After the pipeline completes, you have:

# Check the Merkle root (content hash of all DAG events)
cat results/PROVENANCE_MANIFEST.md | grep "Merkle Root"

# Query the loamSpine ledger
curl -s -X POST http://localhost:9700 \
  -H 'Content-Type: application/json' \
  -d '{"jsonrpc":"2.0","method":"spine.list","params":{},"id":1}'

# Query the sweetGrass braid
curl -s -X POST http://localhost:9850/jsonrpc \
  -H 'Content-Type: application/json' \
  -d '{"jsonrpc":"2.0","method":"braid.list","params":{},"id":1}'

The braid carries an ed25519 witness signature from BearDog’s key hierarchy. The Merkle root covers all data registrations and workload results in one integrity proof. Tamper with one byte and the chain breaks.

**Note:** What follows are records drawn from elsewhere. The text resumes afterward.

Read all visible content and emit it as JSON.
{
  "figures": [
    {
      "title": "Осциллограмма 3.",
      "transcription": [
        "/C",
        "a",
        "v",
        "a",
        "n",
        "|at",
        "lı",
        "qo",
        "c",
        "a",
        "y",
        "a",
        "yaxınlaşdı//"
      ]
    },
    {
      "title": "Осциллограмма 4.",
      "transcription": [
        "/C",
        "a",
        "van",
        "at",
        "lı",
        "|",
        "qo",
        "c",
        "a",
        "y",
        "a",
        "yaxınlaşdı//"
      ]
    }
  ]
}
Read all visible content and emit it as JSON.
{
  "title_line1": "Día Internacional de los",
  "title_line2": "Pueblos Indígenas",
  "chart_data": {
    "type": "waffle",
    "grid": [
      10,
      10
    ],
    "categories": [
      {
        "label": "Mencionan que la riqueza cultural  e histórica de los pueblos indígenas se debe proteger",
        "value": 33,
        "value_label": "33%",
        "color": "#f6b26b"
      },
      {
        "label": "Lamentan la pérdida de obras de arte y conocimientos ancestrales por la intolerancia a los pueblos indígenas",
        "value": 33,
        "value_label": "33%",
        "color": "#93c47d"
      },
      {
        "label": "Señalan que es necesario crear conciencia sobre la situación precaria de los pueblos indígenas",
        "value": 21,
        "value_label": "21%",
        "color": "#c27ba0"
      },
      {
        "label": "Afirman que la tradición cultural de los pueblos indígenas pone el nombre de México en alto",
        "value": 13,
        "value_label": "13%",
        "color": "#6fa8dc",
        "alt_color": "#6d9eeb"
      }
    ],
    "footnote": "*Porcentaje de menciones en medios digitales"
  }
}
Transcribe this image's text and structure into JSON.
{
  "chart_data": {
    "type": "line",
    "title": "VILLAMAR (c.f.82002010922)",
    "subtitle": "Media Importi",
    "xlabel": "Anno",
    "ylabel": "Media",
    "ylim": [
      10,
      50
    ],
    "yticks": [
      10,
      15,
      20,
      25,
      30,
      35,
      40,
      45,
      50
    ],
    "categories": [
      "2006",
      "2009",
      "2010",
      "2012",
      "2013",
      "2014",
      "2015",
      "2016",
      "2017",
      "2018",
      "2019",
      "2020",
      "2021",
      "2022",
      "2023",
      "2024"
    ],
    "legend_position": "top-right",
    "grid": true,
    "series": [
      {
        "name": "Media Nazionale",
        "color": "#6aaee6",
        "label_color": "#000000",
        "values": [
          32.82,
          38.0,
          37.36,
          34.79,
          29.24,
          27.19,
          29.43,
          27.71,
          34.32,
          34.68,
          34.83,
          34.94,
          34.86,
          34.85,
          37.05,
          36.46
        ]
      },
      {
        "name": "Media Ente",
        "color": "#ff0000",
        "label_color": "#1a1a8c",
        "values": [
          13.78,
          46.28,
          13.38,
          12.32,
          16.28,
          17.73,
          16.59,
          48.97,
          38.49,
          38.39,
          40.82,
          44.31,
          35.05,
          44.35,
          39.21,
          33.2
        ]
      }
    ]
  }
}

Step 5: Compare Your Results

If your workload output BLAKE3 hashes match the published hashes, the science is bit-for-bit reproduced. The Merkle root and braid URN will differ (expected — they include run-specific session IDs and timestamps), but the per-workload output hashes should be identical.

# Hash a workload output
b3sum results/wetspring-16s-rust-validation.stdout

What If Something Doesn’t Match?

File an issue or send a gap report. That’s the point — the methodology is falsifiable. If the results diverge on your hardware, that’s signal, not failure. Document the divergence, the hardware, and the environment. The gap report flows upstream through wateringHole and improves the ecosystem for everyone.


Data Dependencies

For the full NCBI pipeline (real data, not synthetic):

# Download real NCBI data (requires ~5 GB disk)
# PRJNA488170: Nannochloropsis outdoor 16S (Wageningen)
prefetch SRR7760408 && fasterq-dump SRR7760408

All synthetic workloads run without external data downloads.


Hardware Baselines

Hardware16S PipelineFull SuiteNotes
i9-14900K / 96 GB / RTX 4070<1s~30sreference node
Ryzen 5800X / 64 GB / RTX 3070<1s~45sswiftGate
Celeron J3455 / 8 GB / none~3s~5mNUC (CPU only)

Your times will vary. The checks should not.